In response, the EPA on Friday decided to stay portions of its ruling to give local governments a chance to discuss implications of the decision. However, no meetings had been organized between tribal leaders and the City of Riverton as of Wednesday
In December the EPA approved a request from the Northern Arapaho and Eastern Shoshone tribes for Treatment as a State through the federal Clean Air Act. As part of the decision, the EPA determined that a 1905 Congressional Act opening tribal land --including the city of Riverton --to homesteading did not diminish the reservation boundary.
Soon after the decision was announced, the Northern Arapaho Tribe sent a letter to Riverton officials to initiate a discussion about effects of the ruling. In the Dec. 9 letter, Northern Arapaho Business Council Chairman Darrell O'Neal said the decision confirms "our long standing conclusion that the city of Riverton is situated within the reservation."
He said he wants to dispel notions that Riverton's location within the reservation would affect the city or its residents in some negative way.
"We would like to meet and discuss these matters and any other concerns you may have that arise from the recent EPA decision," he wrote.
Mayor Ron Warpness responded one week later, welcoming the opportunity to meet with tribal leaders.
"It has always been my personal position that the city of Riverton at all times welcomes the opportunity to sit down and discuss issues of a mutual nature with the tribes," Warpness wrote. "While we may not agree on the issue at hand, the opportunity to get to know each other better is at the very least a good outcome."
Warpness offered use of the Riverton City Council chambers for a meeting, and he said he would be willing to travel to a spot on the reservation as well.
Later in the letter, he said he does not want to discuss solutions to the EPA ruling until it has been finalized.
This week, city officials said they have not heard back from O'Neal since they received his Dec. 9 letter. Warpness last week expressed frustration about the lack of communication; he said he met with tribal leaders just before the EPA announced its decision, but the reservation boundary topic did not come up.

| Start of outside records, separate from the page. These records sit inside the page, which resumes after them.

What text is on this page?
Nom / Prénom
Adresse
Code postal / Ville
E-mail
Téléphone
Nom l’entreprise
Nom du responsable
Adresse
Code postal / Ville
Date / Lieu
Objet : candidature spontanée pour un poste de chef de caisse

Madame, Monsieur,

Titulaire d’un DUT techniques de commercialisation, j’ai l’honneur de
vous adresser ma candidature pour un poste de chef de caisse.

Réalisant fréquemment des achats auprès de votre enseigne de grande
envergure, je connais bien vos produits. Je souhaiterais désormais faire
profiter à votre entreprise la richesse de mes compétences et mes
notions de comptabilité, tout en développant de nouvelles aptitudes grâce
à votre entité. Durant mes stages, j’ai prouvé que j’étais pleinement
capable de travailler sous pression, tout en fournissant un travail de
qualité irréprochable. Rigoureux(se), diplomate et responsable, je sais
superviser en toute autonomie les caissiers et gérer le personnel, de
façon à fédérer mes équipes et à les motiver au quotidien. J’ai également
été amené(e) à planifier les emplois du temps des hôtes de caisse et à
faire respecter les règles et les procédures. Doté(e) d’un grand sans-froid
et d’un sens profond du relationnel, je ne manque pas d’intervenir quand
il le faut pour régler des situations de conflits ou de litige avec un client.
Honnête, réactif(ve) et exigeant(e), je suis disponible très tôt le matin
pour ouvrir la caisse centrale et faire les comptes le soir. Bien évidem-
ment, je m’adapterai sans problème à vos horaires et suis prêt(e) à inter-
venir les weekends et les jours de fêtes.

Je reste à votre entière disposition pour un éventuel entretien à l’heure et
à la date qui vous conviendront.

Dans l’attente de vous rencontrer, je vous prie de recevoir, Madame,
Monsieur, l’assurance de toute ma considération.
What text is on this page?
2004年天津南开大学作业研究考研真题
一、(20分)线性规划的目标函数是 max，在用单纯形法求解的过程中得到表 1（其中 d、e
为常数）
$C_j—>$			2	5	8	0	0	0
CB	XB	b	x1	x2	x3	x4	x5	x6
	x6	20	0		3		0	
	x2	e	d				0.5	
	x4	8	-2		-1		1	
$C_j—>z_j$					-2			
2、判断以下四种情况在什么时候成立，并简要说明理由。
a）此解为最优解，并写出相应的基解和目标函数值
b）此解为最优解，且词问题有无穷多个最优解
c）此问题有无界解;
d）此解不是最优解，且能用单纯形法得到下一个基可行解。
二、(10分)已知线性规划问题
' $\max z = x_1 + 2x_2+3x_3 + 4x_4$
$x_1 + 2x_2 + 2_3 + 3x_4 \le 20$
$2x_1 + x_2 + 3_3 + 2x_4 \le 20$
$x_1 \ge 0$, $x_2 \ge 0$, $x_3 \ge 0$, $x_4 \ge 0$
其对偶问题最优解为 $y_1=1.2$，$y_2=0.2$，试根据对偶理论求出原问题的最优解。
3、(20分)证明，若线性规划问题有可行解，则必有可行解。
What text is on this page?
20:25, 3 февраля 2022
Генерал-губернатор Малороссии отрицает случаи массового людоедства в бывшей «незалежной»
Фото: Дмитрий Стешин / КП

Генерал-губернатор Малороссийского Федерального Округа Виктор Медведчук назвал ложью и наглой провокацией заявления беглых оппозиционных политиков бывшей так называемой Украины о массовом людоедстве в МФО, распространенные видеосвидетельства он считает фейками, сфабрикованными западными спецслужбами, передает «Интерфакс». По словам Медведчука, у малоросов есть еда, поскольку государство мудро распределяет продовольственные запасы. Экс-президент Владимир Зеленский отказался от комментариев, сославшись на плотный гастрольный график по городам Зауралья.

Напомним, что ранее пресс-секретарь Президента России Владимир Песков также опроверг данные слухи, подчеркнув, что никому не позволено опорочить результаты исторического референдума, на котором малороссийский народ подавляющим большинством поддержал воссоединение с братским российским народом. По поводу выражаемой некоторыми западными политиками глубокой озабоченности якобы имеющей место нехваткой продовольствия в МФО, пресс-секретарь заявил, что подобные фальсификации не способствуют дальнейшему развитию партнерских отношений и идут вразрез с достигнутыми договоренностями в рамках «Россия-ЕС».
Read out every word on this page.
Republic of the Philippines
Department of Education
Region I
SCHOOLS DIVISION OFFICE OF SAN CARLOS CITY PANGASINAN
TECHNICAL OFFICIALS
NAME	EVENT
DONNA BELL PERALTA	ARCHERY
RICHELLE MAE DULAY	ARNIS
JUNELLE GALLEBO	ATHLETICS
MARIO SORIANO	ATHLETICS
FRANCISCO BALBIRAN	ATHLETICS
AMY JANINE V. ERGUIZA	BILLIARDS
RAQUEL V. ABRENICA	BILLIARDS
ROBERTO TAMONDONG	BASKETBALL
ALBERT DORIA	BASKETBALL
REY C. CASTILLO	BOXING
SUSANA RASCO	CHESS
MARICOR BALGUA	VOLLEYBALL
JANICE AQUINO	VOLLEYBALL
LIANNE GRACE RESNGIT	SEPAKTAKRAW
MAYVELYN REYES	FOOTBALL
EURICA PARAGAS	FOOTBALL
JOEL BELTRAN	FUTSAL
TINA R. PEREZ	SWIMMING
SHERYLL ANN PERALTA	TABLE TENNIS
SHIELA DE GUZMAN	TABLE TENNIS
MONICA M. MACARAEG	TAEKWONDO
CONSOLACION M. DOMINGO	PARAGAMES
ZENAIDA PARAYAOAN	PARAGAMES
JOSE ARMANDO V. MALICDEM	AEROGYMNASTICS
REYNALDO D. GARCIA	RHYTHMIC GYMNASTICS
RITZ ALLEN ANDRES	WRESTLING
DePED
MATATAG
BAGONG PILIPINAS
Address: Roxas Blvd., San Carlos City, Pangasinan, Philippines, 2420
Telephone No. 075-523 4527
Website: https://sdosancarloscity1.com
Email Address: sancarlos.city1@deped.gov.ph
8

"I just want this issue to calm down with the facts," he said.
Warpness thinks the tribes could have initiated conversations with local governments before the EPA made its ruling.
The state on Friday filed an appeal of the EPA's December decision in the U.S. 10th Circuit Court. In a press release regarding the appeal, Gov. Matt Mead said, "I firmly believe that a decision of this significance should not come from a regulatory agency, especially when it goes against over 100 years of history, law and practice."
Northern Arapaho Tribe spokesman Mark Howell said Friday that his group is "quite pleased" with the move, which will bring all parties involved into mediation required through the 10th Circuit Court.
--Staff writer Alejandra Silva contributed to this report.